Green-Wood Cemetery was graced on Thursday, August 8, with the presence of preservation volunteers both from this country and France. Determined to make granite shine, the volunteers –five from France representing Preservation Volunteers, and three from The Williamsburg High School for Architecture and Design – diligently applied themselves to the task at hand.
Preservation Volunteers has been bringing both French and American citizens together for two weeks of exploring as well as restoring pieces of historic value. The first project completed was at the Bartow-Pell Mansion in the Bronx the previous week; the project at Green-Wood occupied the second week of their volunteer effort.

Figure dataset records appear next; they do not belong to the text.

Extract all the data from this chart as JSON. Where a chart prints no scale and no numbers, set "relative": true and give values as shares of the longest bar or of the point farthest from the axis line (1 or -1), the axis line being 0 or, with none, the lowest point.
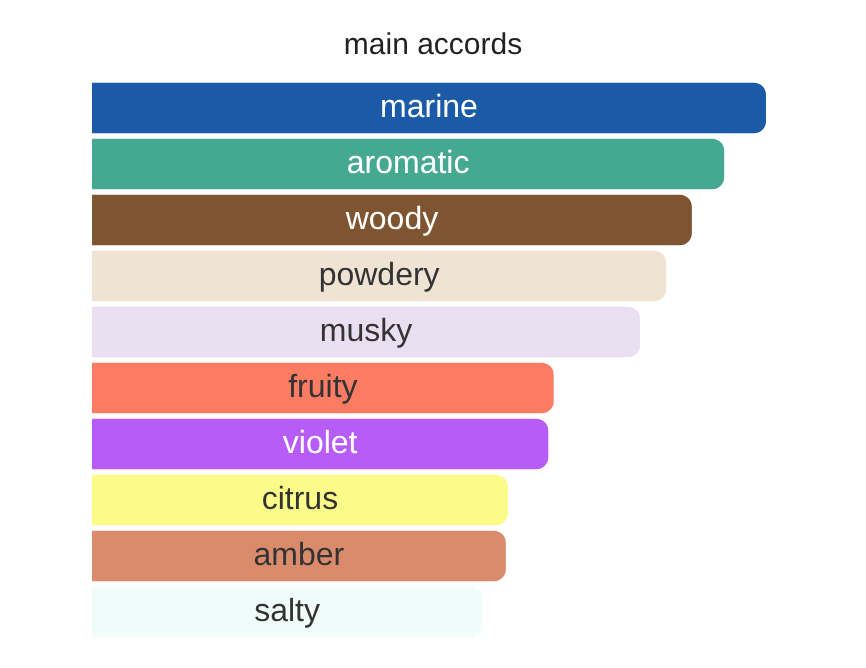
{
  "chart_data": {
    "type": "bar",
    "title": "main accords",
    "orientation": "horizontal",
    "relative": true,
    "categories": [
      "marine",
      "aromatic",
      "woody",
      "powdery",
      "musky",
      "fruity",
      "violet",
      "citrus",
      "amber",
      "salty"
    ],
    "values": [
      1,
      0.938,
      0.89,
      0.852,
      0.813,
      0.685,
      0.677,
      0.617,
      0.614,
      0.579
    ],
    "colors": [
      "#1a5aa6",
      "#45a890",
      "#7f5430",
      "#efe3d3",
      "#e9dff0",
      "#fc7b63",
      "#b85cf8",
      "#fbfb8a",
      "#d98b6c",
      "#effcf9"
    ]
  }
}
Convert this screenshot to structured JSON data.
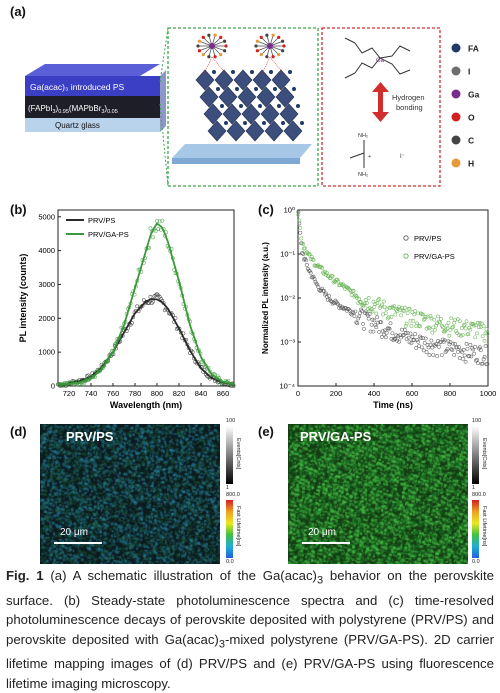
{
  "panel_labels": {
    "a": "(a)",
    "b": "(b)",
    "c": "(c)",
    "d": "(d)",
    "e": "(e)"
  },
  "schematic": {
    "layers": {
      "top": "Ga(acac)₃ introduced PS",
      "middle_main": "(FAPbI",
      "middle_sub1": "3",
      "middle_mid": ")",
      "middle_sub2": "0.95",
      "middle_mid2": "(MAPbBr",
      "middle_sub3": "3",
      "middle_mid3": ")",
      "middle_sub4": "0.05",
      "bottom": "Quartz glass"
    },
    "bond_label_1": "Hydrogen",
    "bond_label_2": "bonding",
    "molecule_labels": {
      "ga": "Ga",
      "nh2_top": "NH₂",
      "nh2_bottom": "NH₂",
      "plus": "+",
      "iodide": "I⁻"
    },
    "legend": [
      {
        "label": "FA",
        "color": "#1f3a68"
      },
      {
        "label": "I",
        "color": "#6d6d6d"
      },
      {
        "label": "Ga",
        "color": "#7a2c8e"
      },
      {
        "label": "O",
        "color": "#d21f1f"
      },
      {
        "label": "C",
        "color": "#444444"
      },
      {
        "label": "H",
        "color": "#e79a3a"
      }
    ]
  },
  "chart_data": [
    {
      "type": "scatter",
      "panel": "(b)",
      "xlabel": "Wavelength (nm)",
      "ylabel": "PL intensity (counts)",
      "xlim": [
        710,
        870
      ],
      "ylim": [
        0,
        5200
      ],
      "xticks": [
        720,
        740,
        760,
        780,
        800,
        820,
        840,
        860
      ],
      "yticks": [
        0,
        1000,
        2000,
        3000,
        4000,
        5000
      ],
      "legend_position": "top-left",
      "series": [
        {
          "name": "PRV/PS",
          "color": "#2a2a2a",
          "x": [
            720,
            730,
            740,
            750,
            760,
            770,
            780,
            790,
            795,
            800,
            805,
            810,
            820,
            830,
            840,
            850,
            860,
            870
          ],
          "y": [
            90,
            150,
            280,
            560,
            1000,
            1580,
            2150,
            2500,
            2570,
            2560,
            2470,
            2280,
            1700,
            1050,
            520,
            230,
            100,
            50
          ]
        },
        {
          "name": "PRV/GA-PS",
          "color": "#3a9a3a",
          "x": [
            720,
            730,
            740,
            750,
            760,
            770,
            780,
            790,
            795,
            800,
            805,
            810,
            820,
            830,
            840,
            850,
            860,
            870
          ],
          "y": [
            60,
            110,
            220,
            500,
            1000,
            1800,
            2900,
            4000,
            4550,
            4800,
            4680,
            4250,
            3100,
            1800,
            850,
            330,
            130,
            60
          ]
        }
      ]
    },
    {
      "type": "scatter",
      "panel": "(c)",
      "xlabel": "Time (ns)",
      "ylabel": "Normalized PL intensity (a.u.)",
      "xlim": [
        0,
        1000
      ],
      "ylim": [
        0.0001,
        1
      ],
      "yscale": "log",
      "xticks": [
        0,
        200,
        400,
        600,
        800,
        1000
      ],
      "ytick_labels": [
        "10⁰",
        "10⁻¹",
        "10⁻²",
        "10⁻³",
        "10⁻⁴"
      ],
      "legend_position": "top-right",
      "series": [
        {
          "name": "PRV/PS",
          "color": "#555555",
          "x": [
            0,
            20,
            50,
            100,
            150,
            200,
            300,
            400,
            500,
            600,
            700,
            800,
            900,
            1000
          ],
          "y": [
            1,
            0.12,
            0.05,
            0.02,
            0.011,
            0.0075,
            0.0045,
            0.0028,
            0.0018,
            0.0012,
            0.0009,
            0.00075,
            0.00062,
            0.00055
          ]
        },
        {
          "name": "PRV/GA-PS",
          "color": "#5fb04a",
          "x": [
            0,
            20,
            50,
            100,
            150,
            200,
            300,
            400,
            500,
            600,
            700,
            800,
            900,
            1000
          ],
          "y": [
            1,
            0.2,
            0.1,
            0.055,
            0.035,
            0.024,
            0.012,
            0.0075,
            0.005,
            0.0038,
            0.003,
            0.0025,
            0.0021,
            0.0018
          ]
        }
      ]
    }
  ],
  "maps": {
    "d": {
      "title": "PRV/PS",
      "scale_bar": "20 μm"
    },
    "e": {
      "title": "PRV/GA-PS",
      "scale_bar": "20 μm"
    },
    "colorbar_top": {
      "max": "100",
      "min": "1",
      "label": "Events[Cnts]"
    },
    "colorbar_bottom": {
      "max": "800.0",
      "min": "0.0",
      "label": "Fast Lifetime[ns]"
    }
  },
  "caption": {
    "fig": "Fig. 1",
    "p1": "  (a) A schematic illustration of the Ga(acac)",
    "sub1": "3",
    "p2": " behavior on the perovskite surface. (b) Steady-state photoluminescence spectra and (c) time-resolved photoluminescence decays of perovskite deposited with polystyrene (PRV/PS) and perovskite deposited with Ga(acac)",
    "sub2": "3",
    "p3": "-mixed polystyrene (PRV/GA-PS). 2D carrier lifetime mapping images of (d) PRV/PS and (e) PRV/GA-PS using fluorescence lifetime imaging microscopy."
  }
}
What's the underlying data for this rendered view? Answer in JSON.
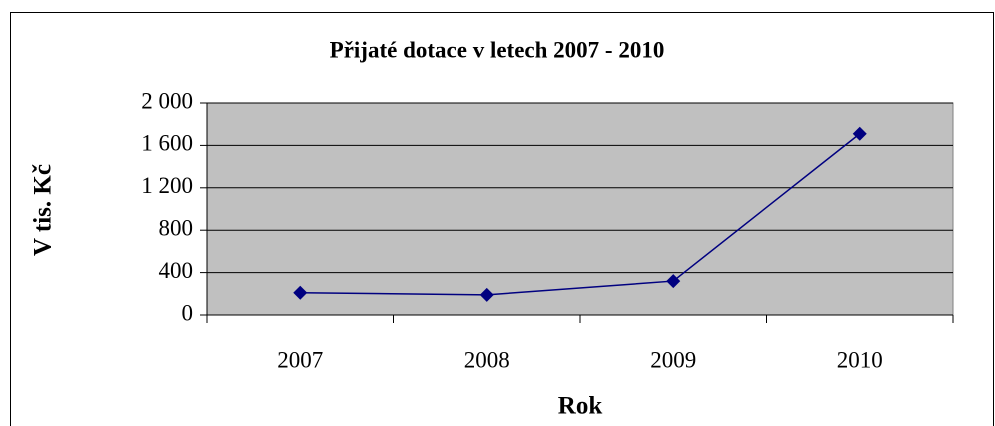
{
  "chart_data": {
    "type": "line",
    "title": "Přijaté dotace v letech 2007 - 2010",
    "x_label": "Rok",
    "y_label": "V tis. Kč",
    "categories": [
      "2007",
      "2008",
      "2009",
      "2010"
    ],
    "values": [
      210,
      190,
      320,
      1710
    ],
    "color": "#000080",
    "ylim": [
      0,
      2000
    ],
    "yticks": [
      0,
      400,
      800,
      {
        "value": 1200,
        "label": "1 200"
      },
      {
        "value": 1600,
        "label": "1 600"
      },
      {
        "value": 2000,
        "label": "2 000"
      }
    ],
    "grid": true
  }
}
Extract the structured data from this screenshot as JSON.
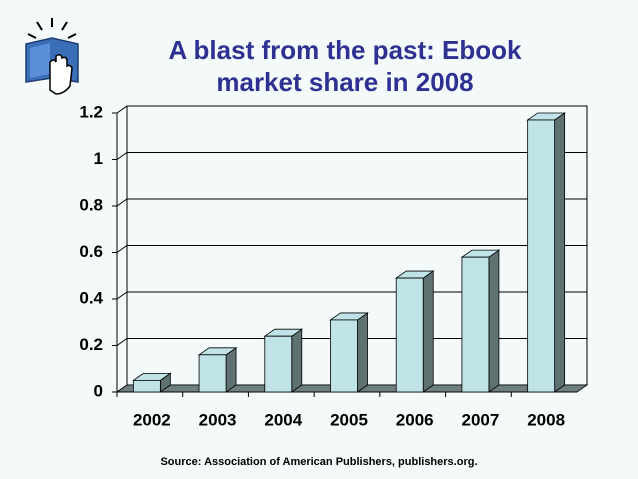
{
  "chart_data": {
    "type": "bar3d",
    "title": "A blast from the past:  Ebook market share in 2008",
    "categories": [
      "2002",
      "2003",
      "2004",
      "2005",
      "2006",
      "2007",
      "2008"
    ],
    "values": [
      0.05,
      0.16,
      0.24,
      0.31,
      0.49,
      0.58,
      1.17
    ],
    "color": "#bfe3e6",
    "side_color": "#5f7272",
    "ylim": [
      0,
      1.2
    ],
    "yticks": [
      0,
      0.2,
      0.4,
      0.6,
      0.8,
      1,
      1.2
    ],
    "grid": true,
    "source": "Source: Association of American Publishers, publishers.org."
  }
}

For Camille Morvan, America was not her first stop but Australia, and she will be traveling afterwards. “I’m doing this for my job, but sometimes just with my family or friends because I like to do this, but this is the first time in other parts of the world,” she said.
The French volunteers tended to the gravestone of French wine merchant and importer, Jacob Tartter, who was interred in Green-Wood in 1885. It’s a particularly attractive stone, featuring Tartter’s face in the center, and the Gallic phrase, “Mon Epoux Regrette,” chiseled into the stone at the request of Tartter’s widow to express her sorrow at her husband’s death.
To clean the piece efficiently, volunteers first cleansed the stone with water, mild detergent, and long-handled bristle brushes. Biowash was used to wash away any biological growth and afterwards thin coats of Butcher’s paste wax were applied on as the volunteers buffed the stone gently by hand.
“We look forward to strengthening our partnership with Preservation Volunteers each year and with our combined effort are making strides in restoring the beauty and integrity of some of Green-Wood’s most prized monuments and structures. I would like to thank all of the volunteers for their hard work and dedication,” said Richard Moylan, president of Historic Green-Wood, in a statement.
Not only did the volunteers leave their mark here; New York and left its mark on them as well.
“I work for the French government doing restoration and preservation, and last year, I worked in a cemetery in France doing restorations of graves and so on. I can’t explain why there is such a soul in New York, but I can feel it,” said Preservation Volunteer Sylvie Bauer.